Keep in mind, when reading Bush’s words, that the phrase “civil unions” has no determinate legal meaning. A state could offer various benefits to homosexual couples, heterosexual couples, and roommates with no sexual relationship, all under the rubric of “civil unions.” With that understanding in mind, Bush’s and Rove’s remarks are entirely consistent with support for the kind of approach I am advocating. (They may also be consistent with the Republican platform.)

This approach would leave several important issues unsettled. Many people will continue to believe strongly that the law ought to recognize same-sex relationships the same way it recognizes traditional ones, and many people will continue to object strongly. No reconfiguration of benefits is going to end that debate. Liberals will be exasperated with conservatives: If they are willing to grant gay couples benefits, they will ask, why are they so stubborn about the merely symbolic question of legal recognition? Conservatives will have the mirror-image exasperation: If gays have almost every tangible benefit they want, why should they seek legal recognition too?

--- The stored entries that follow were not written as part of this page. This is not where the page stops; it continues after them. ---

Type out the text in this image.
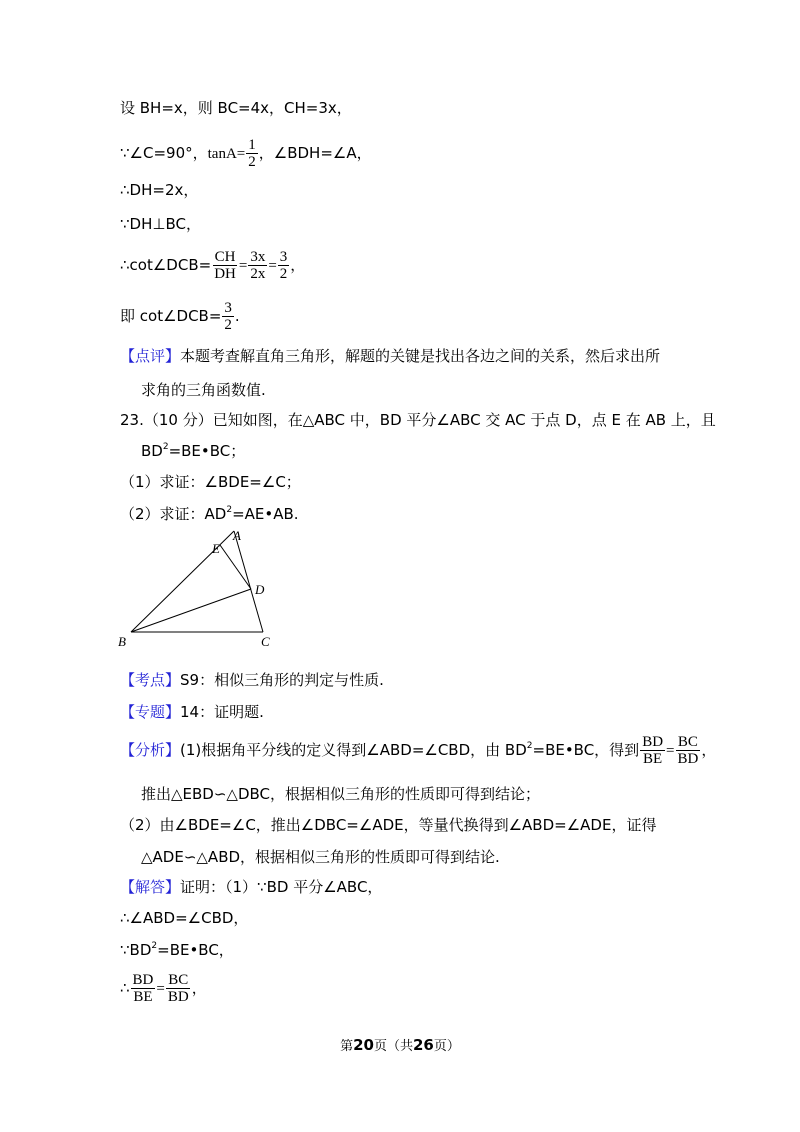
设 BH=x，则 BC=4x，CH=3x，
∵∠C=90°，$\tan A= \frac{1}{2}$ ，∠BDH=∠A，
∴DH=2x，
∵DH⊥BC，
∴cot∠DCB= $\frac{CH}{DH} = \frac{3x}{2x} = \frac{3}{2}$ ，
即 cot∠DCB= $\frac{3}{2}$ .
【点评】本题考查解直角三角形，解题的关键是找出各边之间的关系，然后求出所
求角的三角函数值.
23.（10 分）已知如图，在△ABC 中，BD 平分∠ABC 交 AC 于点 D，点 E 在 AB 上，且
$BD^2=BE•BC$；
（1）求证：∠BDE=∠C；
（2）求证：$AD^2=AE•AB$.
A
E
D
B	C
【考点】S9：相似三角形的判定与性质.
【专题】14：证明题.
【分析】(1)根据角平分线的定义得到∠ABD=∠CBD，由 $BD^2=BE•BC$，得到 $\frac{BD}{BE} = \frac{BC}{BD}$ ，
推出△EBD∽△DBC，根据相似三角形的性质即可得到结论；
（2）由∠BDE=∠C，推出∠DBC=∠ADE，等量代换得到∠ABD=∠ADE，证得
△ADE∽△ABD，根据相似三角形的性质即可得到结论.
【解答】证明：（1）∵BD 平分∠ABC，
∴∠ABD=∠CBD，
$\because BD^2=BE•BC$，
∴ $\frac{BD}{BE} = \frac{BC}{BD}$ ，
第20页（共26页）
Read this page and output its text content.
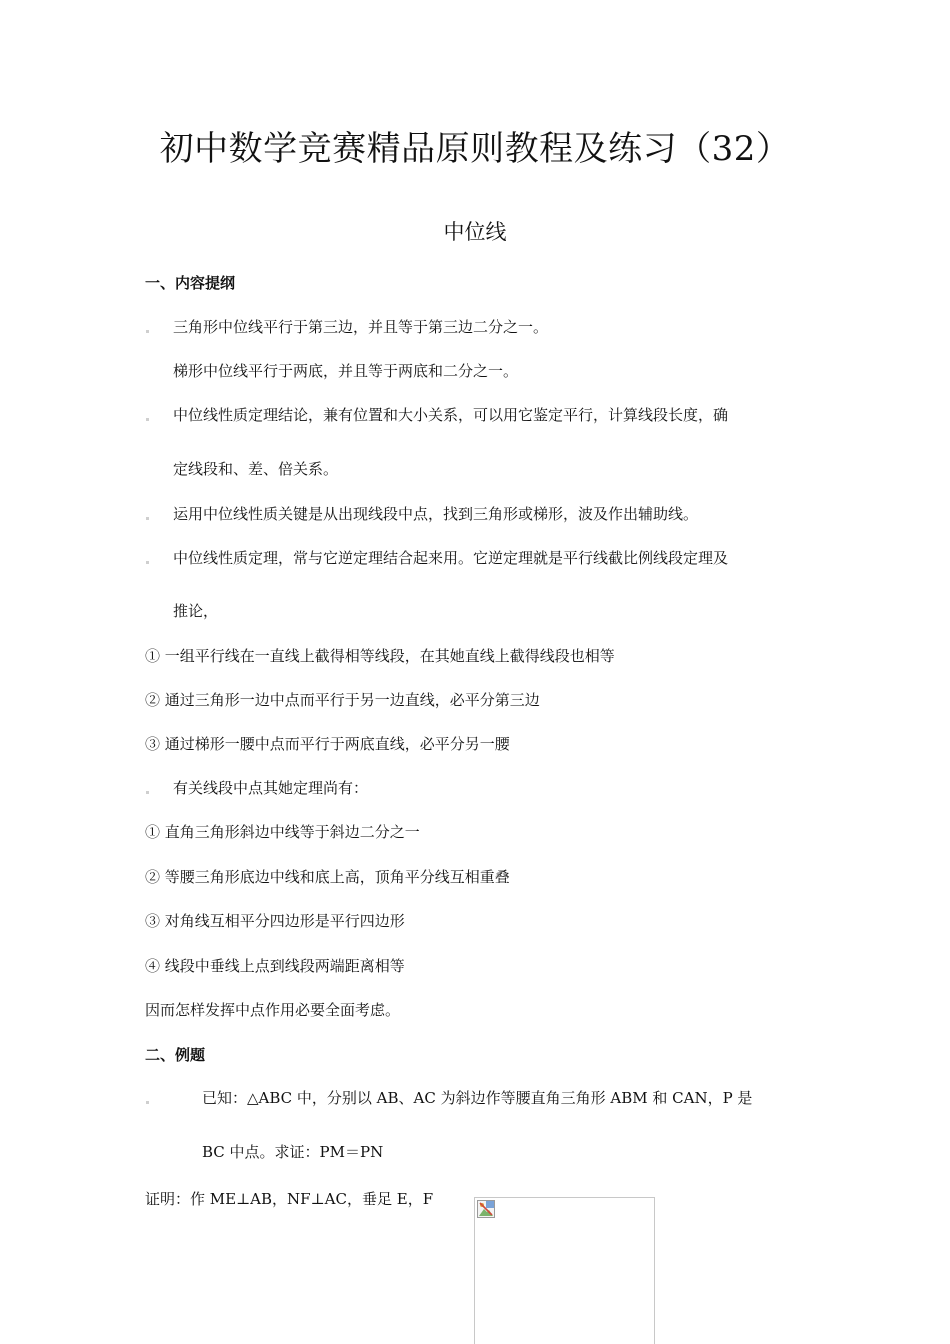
初中数学竞赛精品原则教程及练习（32）
中位线
一、内容提纲
三角形中位线平行于第三边，并且等于第三边二分之一。
梯形中位线平行于两底，并且等于两底和二分之一。
中位线性质定理结论，兼有位置和大小关系，可以用它鉴定平行，计算线段长度，确
定线段和、差、倍关系。
运用中位线性质关键是从出现线段中点，找到三角形或梯形，波及作出辅助线。
中位线性质定理，常与它逆定理结合起来用。它逆定理就是平行线截比例线段定理及
推论，
① 一组平行线在一直线上截得相等线段，在其她直线上截得线段也相等
② 通过三角形一边中点而平行于另一边直线，必平分第三边
③ 通过梯形一腰中点而平行于两底直线，必平分另一腰
有关线段中点其她定理尚有：
① 直角三角形斜边中线等于斜边二分之一
② 等腰三角形底边中线和底上高，顶角平分线互相重叠
③ 对角线互相平分四边形是平行四边形
④ 线段中垂线上点到线段两端距离相等
因而怎样发挥中点作用必要全面考虑。
二、例题
已知：△ABC 中，分别以 AB、AC 为斜边作等腰直角三角形 ABM 和 CAN，P 是
BC 中点。求证：PM＝PN
证明：作 ME⊥AB，NF⊥AC，垂足 E，F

Nor can this approach neatly solve every question of benefits. The approach advocated here does not attempt to settle questions about rights and duties involving children, where the divisions make attempts at compromise unpromising. Finally, how to apply the approach raises some difficult questions. Tax and Social Security law interact with marriage in various ways. The relevant provisions of the law could be seen as acknowledgments of marriage’s dimension as an economic partnership–in which case legislators could presumably extend the benefits to non-marital households that function as economic partnerships. If the provisions are seen, however, as a way for the government to encourage moral behavior, social conservatives and social liberals are likely to disagree about whether they should apply to same-sex couples.

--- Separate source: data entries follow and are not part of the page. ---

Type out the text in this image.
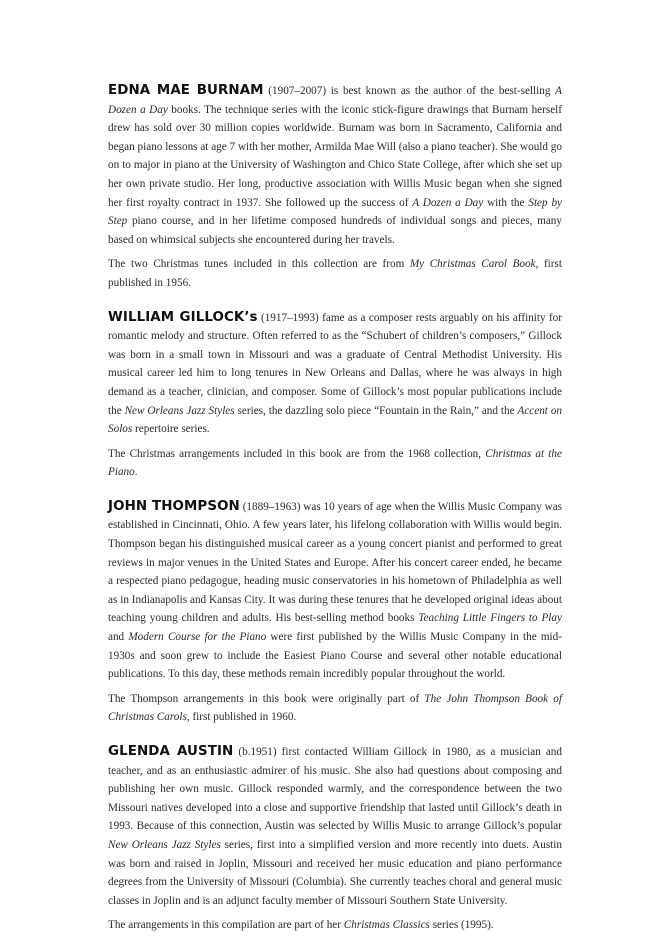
EDNA MAE BURNAM (1907–2007) is best known as the author of the best-selling A Dozen a Day books. The technique series with the iconic stick-figure drawings that Burnam herself drew has sold over 30 million copies worldwide. Burnam was born in Sacramento, California and began piano lessons at age 7 with her mother, Armilda Mae Will (also a piano teacher). She would go on to major in piano at the University of Washington and Chico State College, after which she set up her own private studio. Her long, productive association with Willis Music began when she signed her first royalty contract in 1937. She followed up the success of A Dozen a Day with the Step by Step piano course, and in her lifetime composed hundreds of individual songs and pieces, many based on whimsical subjects she encountered during her travels.

The two Christmas tunes included in this collection are from My Christmas Carol Book, first published in 1956.

WILLIAM GILLOCK’s (1917–1993) fame as a composer rests arguably on his affinity for romantic melody and structure. Often referred to as the “Schubert of children’s composers,” Gillock was born in a small town in Missouri and was a graduate of Central Methodist University. His musical career led him to long tenures in New Orleans and Dallas, where he was always in high demand as a teacher, clinician, and composer. Some of Gillock’s most popular publications include the New Orleans Jazz Styles series, the dazzling solo piece “Fountain in the Rain,” and the Accent on Solos repertoire series.

The Christmas arrangements included in this book are from the 1968 collection, Christmas at the Piano.

JOHN THOMPSON (1889–1963) was 10 years of age when the Willis Music Company was established in Cincinnati, Ohio. A few years later, his lifelong collaboration with Willis would begin. Thompson began his distinguished musical career as a young concert pianist and performed to great reviews in major venues in the United States and Europe. After his concert career ended, he became a respected piano pedagogue, heading music conservatories in his hometown of Philadelphia as well as in Indianapolis and Kansas City. It was during these tenures that he developed original ideas about teaching young children and adults. His best-selling method books Teaching Little Fingers to Play and Modern Course for the Piano were first published by the Willis Music Company in the mid-1930s and soon grew to include the Easiest Piano Course and several other notable educational publications. To this day, these methods remain incredibly popular throughout the world.

The Thompson arrangements in this book were originally part of The John Thompson Book of Christmas Carols, first published in 1960.

GLENDA AUSTIN (b.1951) first contacted William Gillock in 1980, as a musician and teacher, and as an enthusiastic admirer of his music. She also had questions about composing and publishing her own music. Gillock responded warmly, and the correspondence between the two Missouri natives developed into a close and supportive friendship that lasted until Gillock’s death in 1993. Because of this connection, Austin was selected by Willis Music to arrange Gillock’s popular New Orleans Jazz Styles series, first into a simplified version and more recently into duets. Austin was born and raised in Joplin, Missouri and received her music education and piano performance degrees from the University of Missouri (Columbia). She currently teaches choral and general music classes in Joplin and is an adjunct faculty member of Missouri Southern State University.

The arrangements in this compilation are part of her Christmas Classics series (1995).
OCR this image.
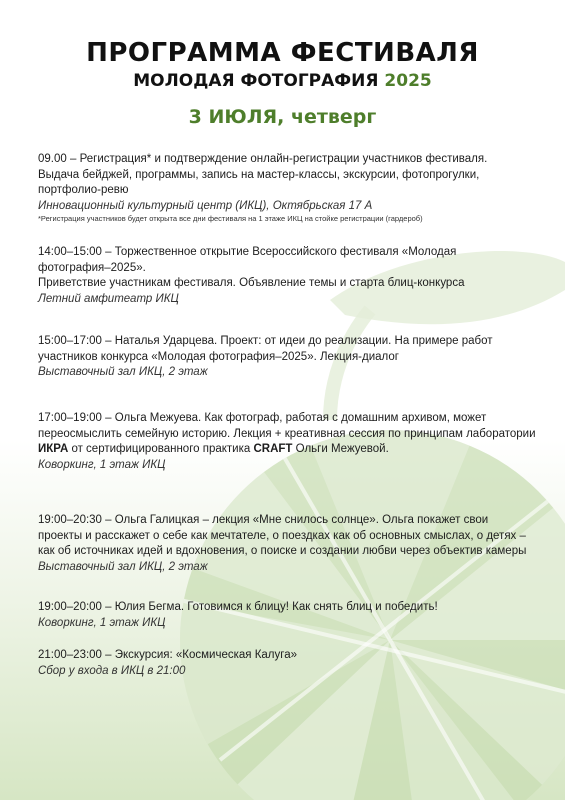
ПРОГРАММА ФЕСТИВАЛЯ
МОЛОДАЯ ФОТОГРАФИЯ 2025
3 ИЮЛЯ, четверг
09.00 – Регистрация* и подтверждение онлайн-регистрации участников фестиваля.
Выдача бейджей, программы, запись на мастер-классы, экскурсии, фотопрогулки,
портфолио-ревю
Инновационный культурный центр (ИКЦ), Октябрьская 17 А
*Регистрация участников будет открыта все дни фестиваля на 1 этаже ИКЦ на стойке регистрации (гардероб)
14:00–15:00 – Торжественное открытие Всероссийского фестиваля «Молодая
фотография–2025».
Приветствие участникам фестиваля. Объявление темы и старта блиц-конкурса
Летний амфитеатр ИКЦ
15:00–17:00 – Наталья Ударцева. Проект: от идеи до реализации. На примере работ
участников конкурса «Молодая фотография–2025». Лекция-диалог
Выставочный зал ИКЦ, 2 этаж
17:00–19:00 – Ольга Межуева. Как фотограф, работая с домашним архивом, может
переосмыслить семейную историю. Лекция + креативная сессия по принципам лаборатории
ИКРА от сертифицированного практика CRAFT Ольги Межуевой.
Коворкинг, 1 этаж ИКЦ
19:00–20:30 – Ольга Галицкая – лекция «Мне снилось солнце». Ольга покажет свои
проекты и расскажет о себе как мечтателе, о поездках как об основных смыслах, о детях –
как об источниках идей и вдохновения, о поиске и создании любви через объектив камеры
Выставочный зал ИКЦ, 2 этаж
19:00–20:00 – Юлия Бегма. Готовимся к блицу! Как снять блиц и победить!
Коворкинг, 1 этаж ИКЦ
21:00–23:00 – Экскурсия: «Космическая Калуга»
Сбор у входа в ИКЦ в 21:00
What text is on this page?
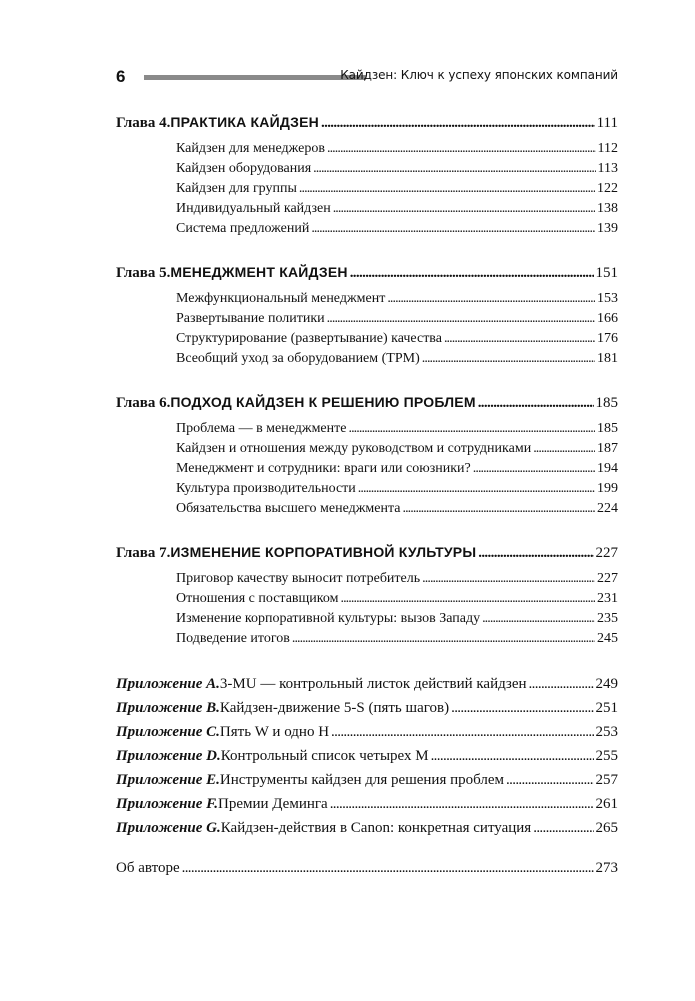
6	Кайдзен: Ключ к успеху японских компаний
Глава 4. ПРАКТИКА КАЙДЗЕН . . .	111
Кайдзен для менеджеров . . .	112
Кайдзен оборудования . . .	113
Кайдзен для группы . . .	122
Индивидуальный кайдзен . . .	138
Система предложений . . .	139
Глава 5. МЕНЕДЖМЕНТ КАЙДЗЕН . . .	151
Межфункциональный менеджмент . . .	153
Развертывание политики . . .	166
Структурирование (развертывание) качества . . .	176
Всеобщий уход за оборудованием (TPM) . . .	181
Глава 6. ПОДХОД КАЙДЗЕН К РЕШЕНИЮ ПРОБЛЕМ . . .	185
Проблема — в менеджменте . . .	185
Кайдзен и отношения между руководством и сотрудниками . . .	187
Менеджмент и сотрудники: враги или союзники? . . .	194
Культура производительности . . .	199
Обязательства высшего менеджмента . . .	224
Глава 7. ИЗМЕНЕНИЕ КОРПОРАТИВНОЙ КУЛЬТУРЫ . . .	227
Приговор качеству выносит потребитель . . .	227
Отношения с поставщиком . . .	231
Изменение корпоративной культуры: вызов Западу . . .	235
Подведение итогов . . .	245
Приложение A. 3-MU — контрольный листок действий кайдзен . . .	249
Приложение B. Кайдзен-движение 5-S (пять шагов) . . .	251
Приложение C. Пять W и одно H . . .	253
Приложение D. Контрольный список четырех M . . .	255
Приложение E. Инструменты кайдзен для решения проблем . . .	257
Приложение F. Премии Деминга . . .	261
Приложение G. Кайдзен-действия в Canon: конкретная ситуация . . .	265
Об авторе . . .	273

A compromise need not settle all the issues, however, to offer something to each side.

Advocates of gay marriage would not get legal recognition for gay relationships. Their cause might lose some steam, since gays would get some benefits whose denial had previously generated sympathy. But gays would get those benefits sooner than they would if they wait for victory in the struggle for gay marriage–and those real-world benefits have to count for something. If advocates of gay marriage are right that their triumph is historically inevitable, they have little to lose.

Opponents of same-sex marriage also have little to lose, and something to gain. Many of them insist that they are not motivated by any hostility to gays as people. Supporting an extension of benefits would allow them to prove it, which would be worthwhile morally and would also improve their tactical position in the political debate. Their chances of passing the constitutional amendment they seek might improve. (It’s important that there’s no certainty here. If this compromise were certain to make the social conservatives succeed, the other side would have no reason to support it.)

And it’s just barely possible that everyone would reap the benefit of a reduction in the strife that has attended the marriage debate.

Ramesh Ponnuru — Ramesh Ponnuru is a senior editor for National Review, a columnist for Bloomberg View, a visiting fellow at the American Enterprise Institute, and a senior fellow at the National Review Institute.